The following examples can be executed manually or by putting them in, e.g., your .xinitrc file. Note the & after long-running commands to make them run in the background. If the directory that you cloned the appliction into is not in your path, be sure to include the path when calling avdd or avds.

Start the daemon to create a status bar with the default sections, prefix, separators, and suffix.

avdd &

Or, start the daemon to create a status with only the volume and date/time sections, with the entire status between square brackets (prefix/suffix), and each section surrounded by angle brackets (separators). Note that the first left separator and the last right separator are stripped from the output, so if you want them back, simply include them in the prefix and suffix as shown here.

avdd 'vol-amixer dt' '[<' '<' '>' '>]' &

Next, schedule the battery info and the date and time to be updated at the top of each minute.

avds 'bat,dt' m true &

Then schedule the CPU and memory usage to be updated every 5 seconds.

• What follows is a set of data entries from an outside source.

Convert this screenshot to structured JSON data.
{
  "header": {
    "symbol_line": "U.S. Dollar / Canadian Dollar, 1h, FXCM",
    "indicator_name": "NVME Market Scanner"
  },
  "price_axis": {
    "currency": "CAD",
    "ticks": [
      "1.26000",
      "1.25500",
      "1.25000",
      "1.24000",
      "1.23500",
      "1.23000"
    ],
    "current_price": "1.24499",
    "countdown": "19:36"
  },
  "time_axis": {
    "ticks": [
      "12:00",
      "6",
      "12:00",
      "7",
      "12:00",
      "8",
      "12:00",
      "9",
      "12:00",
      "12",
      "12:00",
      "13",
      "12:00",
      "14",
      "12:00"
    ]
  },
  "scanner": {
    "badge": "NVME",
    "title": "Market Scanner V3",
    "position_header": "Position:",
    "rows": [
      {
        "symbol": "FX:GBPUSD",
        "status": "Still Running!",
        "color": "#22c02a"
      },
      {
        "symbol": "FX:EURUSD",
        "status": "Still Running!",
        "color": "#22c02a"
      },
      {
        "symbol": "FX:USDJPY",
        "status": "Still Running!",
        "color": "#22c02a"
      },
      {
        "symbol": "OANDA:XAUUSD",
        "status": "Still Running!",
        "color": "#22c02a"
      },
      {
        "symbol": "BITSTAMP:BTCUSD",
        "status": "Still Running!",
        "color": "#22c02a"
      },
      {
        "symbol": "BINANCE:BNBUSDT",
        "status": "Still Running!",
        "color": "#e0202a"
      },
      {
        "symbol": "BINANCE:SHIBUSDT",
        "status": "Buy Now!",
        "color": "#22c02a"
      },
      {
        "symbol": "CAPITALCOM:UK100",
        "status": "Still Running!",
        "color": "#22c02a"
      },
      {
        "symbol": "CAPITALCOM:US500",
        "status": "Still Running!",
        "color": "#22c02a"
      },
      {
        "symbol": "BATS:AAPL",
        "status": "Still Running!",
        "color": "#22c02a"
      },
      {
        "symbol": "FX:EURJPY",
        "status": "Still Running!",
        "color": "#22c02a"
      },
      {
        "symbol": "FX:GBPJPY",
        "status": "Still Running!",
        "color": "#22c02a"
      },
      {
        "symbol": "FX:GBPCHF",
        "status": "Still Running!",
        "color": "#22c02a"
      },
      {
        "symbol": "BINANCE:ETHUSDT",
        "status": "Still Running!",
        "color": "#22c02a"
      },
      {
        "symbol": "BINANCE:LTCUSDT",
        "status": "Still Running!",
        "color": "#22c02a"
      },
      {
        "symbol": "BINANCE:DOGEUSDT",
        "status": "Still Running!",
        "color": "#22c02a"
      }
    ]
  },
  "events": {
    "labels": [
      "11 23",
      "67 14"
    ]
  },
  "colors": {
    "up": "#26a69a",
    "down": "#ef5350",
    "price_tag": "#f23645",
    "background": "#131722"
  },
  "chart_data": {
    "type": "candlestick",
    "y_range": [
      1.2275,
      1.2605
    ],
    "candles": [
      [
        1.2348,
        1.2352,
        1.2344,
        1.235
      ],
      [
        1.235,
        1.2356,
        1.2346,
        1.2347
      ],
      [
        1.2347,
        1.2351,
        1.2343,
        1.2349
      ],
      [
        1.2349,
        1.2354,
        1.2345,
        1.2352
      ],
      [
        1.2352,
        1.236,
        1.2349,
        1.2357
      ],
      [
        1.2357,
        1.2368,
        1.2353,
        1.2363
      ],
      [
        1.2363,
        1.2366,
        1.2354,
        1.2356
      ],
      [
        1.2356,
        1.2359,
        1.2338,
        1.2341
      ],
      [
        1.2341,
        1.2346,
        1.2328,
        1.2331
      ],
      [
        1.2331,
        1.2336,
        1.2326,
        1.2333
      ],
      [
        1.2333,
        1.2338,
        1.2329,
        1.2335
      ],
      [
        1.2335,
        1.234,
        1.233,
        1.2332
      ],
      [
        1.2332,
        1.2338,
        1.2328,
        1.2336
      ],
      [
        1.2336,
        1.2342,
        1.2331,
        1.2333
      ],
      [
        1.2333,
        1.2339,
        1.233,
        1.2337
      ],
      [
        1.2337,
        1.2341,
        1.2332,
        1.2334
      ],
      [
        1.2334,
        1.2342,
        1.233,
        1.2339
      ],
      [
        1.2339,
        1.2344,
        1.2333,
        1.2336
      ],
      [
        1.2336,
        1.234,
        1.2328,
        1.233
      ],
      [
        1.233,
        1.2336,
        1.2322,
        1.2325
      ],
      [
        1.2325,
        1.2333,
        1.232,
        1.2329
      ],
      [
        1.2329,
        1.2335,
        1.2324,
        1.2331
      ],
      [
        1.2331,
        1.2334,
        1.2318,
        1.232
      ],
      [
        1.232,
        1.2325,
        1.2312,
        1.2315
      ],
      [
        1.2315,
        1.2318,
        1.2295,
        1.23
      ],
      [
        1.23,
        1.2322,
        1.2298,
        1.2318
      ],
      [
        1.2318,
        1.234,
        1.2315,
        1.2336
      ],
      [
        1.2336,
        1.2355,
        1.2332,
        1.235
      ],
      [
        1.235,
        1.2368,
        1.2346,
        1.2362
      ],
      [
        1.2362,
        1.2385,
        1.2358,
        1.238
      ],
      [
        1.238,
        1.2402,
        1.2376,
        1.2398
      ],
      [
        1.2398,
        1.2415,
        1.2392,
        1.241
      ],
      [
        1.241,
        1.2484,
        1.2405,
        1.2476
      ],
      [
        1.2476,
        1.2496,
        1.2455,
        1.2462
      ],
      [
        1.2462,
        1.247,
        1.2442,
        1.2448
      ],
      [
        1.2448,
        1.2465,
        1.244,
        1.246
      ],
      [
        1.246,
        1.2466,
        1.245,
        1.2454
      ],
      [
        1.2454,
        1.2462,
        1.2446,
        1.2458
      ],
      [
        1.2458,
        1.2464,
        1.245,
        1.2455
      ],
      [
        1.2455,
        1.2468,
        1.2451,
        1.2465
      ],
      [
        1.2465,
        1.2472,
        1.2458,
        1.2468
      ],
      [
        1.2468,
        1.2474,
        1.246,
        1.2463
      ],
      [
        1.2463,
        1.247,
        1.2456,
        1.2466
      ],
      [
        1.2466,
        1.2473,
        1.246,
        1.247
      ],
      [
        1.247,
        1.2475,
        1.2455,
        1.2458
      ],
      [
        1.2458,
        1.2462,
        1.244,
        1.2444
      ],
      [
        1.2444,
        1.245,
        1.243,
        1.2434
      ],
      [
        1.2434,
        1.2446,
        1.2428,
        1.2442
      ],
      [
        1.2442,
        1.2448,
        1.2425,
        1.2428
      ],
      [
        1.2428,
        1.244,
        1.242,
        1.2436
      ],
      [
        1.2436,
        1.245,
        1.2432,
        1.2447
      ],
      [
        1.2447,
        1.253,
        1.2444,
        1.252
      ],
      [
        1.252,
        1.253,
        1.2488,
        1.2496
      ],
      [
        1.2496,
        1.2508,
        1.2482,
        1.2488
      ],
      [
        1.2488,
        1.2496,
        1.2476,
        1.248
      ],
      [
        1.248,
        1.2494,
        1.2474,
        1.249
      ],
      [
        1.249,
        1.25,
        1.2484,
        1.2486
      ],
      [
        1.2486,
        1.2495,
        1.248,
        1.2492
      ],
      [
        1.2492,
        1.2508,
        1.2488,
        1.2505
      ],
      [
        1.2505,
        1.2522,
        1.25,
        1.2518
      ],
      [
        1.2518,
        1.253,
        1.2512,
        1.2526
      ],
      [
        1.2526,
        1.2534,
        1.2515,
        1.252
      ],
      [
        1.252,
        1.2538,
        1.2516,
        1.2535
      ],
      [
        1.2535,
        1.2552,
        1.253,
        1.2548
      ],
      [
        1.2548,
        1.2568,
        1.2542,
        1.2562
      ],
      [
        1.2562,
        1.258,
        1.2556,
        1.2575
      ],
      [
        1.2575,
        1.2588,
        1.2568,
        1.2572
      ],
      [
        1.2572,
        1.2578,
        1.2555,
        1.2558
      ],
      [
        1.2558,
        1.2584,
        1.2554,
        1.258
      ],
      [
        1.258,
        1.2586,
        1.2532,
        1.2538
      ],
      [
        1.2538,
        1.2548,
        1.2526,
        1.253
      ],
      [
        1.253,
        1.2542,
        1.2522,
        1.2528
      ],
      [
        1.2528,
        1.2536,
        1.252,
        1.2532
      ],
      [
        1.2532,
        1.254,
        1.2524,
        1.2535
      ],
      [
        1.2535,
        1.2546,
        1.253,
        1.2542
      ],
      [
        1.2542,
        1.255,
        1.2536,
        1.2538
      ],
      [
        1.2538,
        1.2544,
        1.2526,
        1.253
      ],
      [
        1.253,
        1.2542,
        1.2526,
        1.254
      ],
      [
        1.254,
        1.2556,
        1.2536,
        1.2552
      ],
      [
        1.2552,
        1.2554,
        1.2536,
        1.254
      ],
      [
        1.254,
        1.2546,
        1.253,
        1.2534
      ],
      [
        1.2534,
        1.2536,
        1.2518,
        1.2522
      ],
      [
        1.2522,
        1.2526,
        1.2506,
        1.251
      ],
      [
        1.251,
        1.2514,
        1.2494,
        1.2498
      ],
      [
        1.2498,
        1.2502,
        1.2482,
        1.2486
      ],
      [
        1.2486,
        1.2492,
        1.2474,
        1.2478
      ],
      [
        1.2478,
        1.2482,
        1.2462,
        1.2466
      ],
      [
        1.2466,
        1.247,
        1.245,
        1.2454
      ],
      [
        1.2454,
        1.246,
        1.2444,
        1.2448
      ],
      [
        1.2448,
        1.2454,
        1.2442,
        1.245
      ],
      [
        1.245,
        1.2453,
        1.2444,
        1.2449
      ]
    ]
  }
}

avds 'cpu mem' 5000 true &

Finally, you can add these commmands to your volume and brightness keybindings to update the status when those keys are pressed. Note that these jobs don't need to be backgrounded since they run immediately and exit.

avds vol-amixer
avds bl

You can also bind keys to commands like those in the cmd directory to perform actions and also update the status bar. For instance, you can bind keys to these commands to control the backlight and volume while also updating the status bar:

./cmd/lowerbl
./cmd/raisebl
./cmd/lowervol-amixer
./cmd/raisevol-amixer
./cmd/mutevol-amixer

Modules

To create your own module, write a bash shell script with a function called mod_<name> where <name> is the filename of your script, with dashes replaced with underscores. For instance, if your module file is called weather-wttr, it should contain a function called mod_weather_wttr. This function should print to stdout whatever you want to appear in its section of the status bar (so it should be concise with no newline characters). Then place your script in the mod directory.

To include your module output in the status bar, start the daemon with the module list parameter and include the name of your script in the list. For instance, if you wanted to have a status bar that consisited of your hypothetical weather-wttr module followed by the date/time, you would start the daemon like this: avdd 'weather-wttr dt' &.

Please feel free to submit a pull request to have your module included as part of this repo. And for inspiration and examples of modules you might want to create, check out the bar-functions from dwm-bar, which this project draws heavily upon. Please note that those bar-functions are not compatible with the akuma-v-dwm daemon, but they could very easily be modified to work with this daemon.

Commands

In the cmd directory are shell scripts that perform actions that effect the status bar and update the status bar, such as changing the backlight or volume levels. These commands can be bound to keys, so the action will be carried out and the status bar will be updated when the key is pressed.

Please feel free to submit a pull request to have your command included as part of this repo.